Have you tried something like this before?

Cortrium is the best example. It is a true partnership that does not include any equity in the company. It brings benefits to both sides in the collaboration and the patient wins eventually.
It is the first of several collaborations we have ongoing in Healthcare Hubs across the world.

How do the Healthcare Hubs work?

They have organised events, such as networking evenings on specific subject areas where startups can come and listen to speakers talk about the subject of interest to them and brainstorm ideas with our internal colleagues afterwards – informal networking.
We have more formal partnership approaches too. In Germany and London, we have run Pfizer healthcare challenges.

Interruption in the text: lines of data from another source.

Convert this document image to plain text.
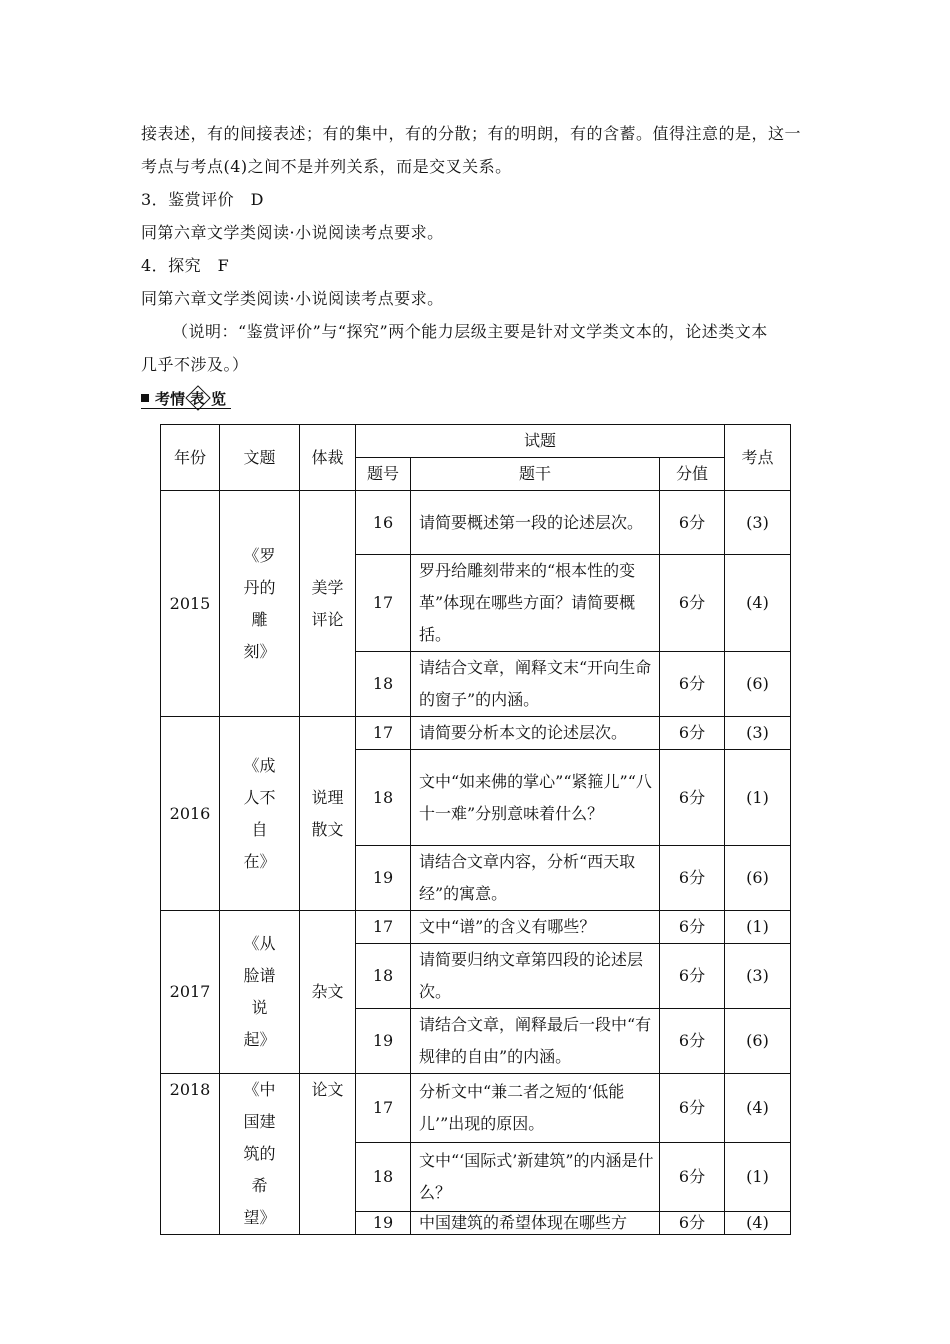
接表述，有的间接表述；有的集中，有的分散；有的明朗，有的含蓄。值得注意的是，这一
考点与考点(4)之间不是并列关系，而是交叉关系。
3．鉴赏评价　D
同第六章文学类阅读·小说阅读考点要求。
4．探究　F
同第六章文学类阅读·小说阅读考点要求。
（说明：“鉴赏评价”与“探究”两个能力层级主要是针对文学类文本的，论述类文本
几乎不涉及。）
考情 表 览
年份	文题	体裁	试题			考点
			题号	题干	分值	
2015	《罗丹的雕刻》	美学评论	16	请简要概述第一段的论述层次。	6分	(3)
			17	罗丹给雕刻带来的“根本性的变革”体现在哪些方面？请简要概括。	6分	(4)
			18	请结合文章，阐释文末“开向生命的窗子”的内涵。	6分	(6)
2016	《成人不自在》	说理散文	17	请简要分析本文的论述层次。	6分	(3)
			18	文中“如来佛的掌心”“紧箍儿”“八十一难”分别意味着什么？	6分	(1)
			19	请结合文章内容，分析“西天取经”的寓意。	6分	(6)
2017	《从脸谱说起》	杂文	17	文中“谱”的含义有哪些？	6分	(1)
			18	请简要归纳文章第四段的论述层次。	6分	(3)
			19	请结合文章，阐释最后一段中“有规律的自由”的内涵。	6分	(6)
2018	《中国建筑的希望》	论文	17	分析文中“兼二者之短的‘低能儿’”出现的原因。	6分	(4)
			18	文中“‘国际式’新建筑”的内涵是什么？	6分	(1)
			19	中国建筑的希望体现在哪些方	6分	(4)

We formalise our outreach to startups, seeking submissions to solve key challenges that we face right now.
We put out requests to startups that have solutions to particular problems, assess the applications and offer the best ones a working relationship with Pfizer, providing mentoring by various colleagues in the business who can help them overcome specific challenges they might have. Later, we will promote them to the various stakeholders we know, giving access to our network. In four cases we have offered a small financial reward, but startups tell us that money is very low down their list of priorities when looking at programmes like this – it is more about the ability to network with a big corporate and gain experience.

I’m sure startups are interested in the potential reach you provide to the whole health care system.

Some of our challenges have attracted startups from the whole international community. Our first collaboration in Germany is with a Danish company that wanted to break into the German market with their business.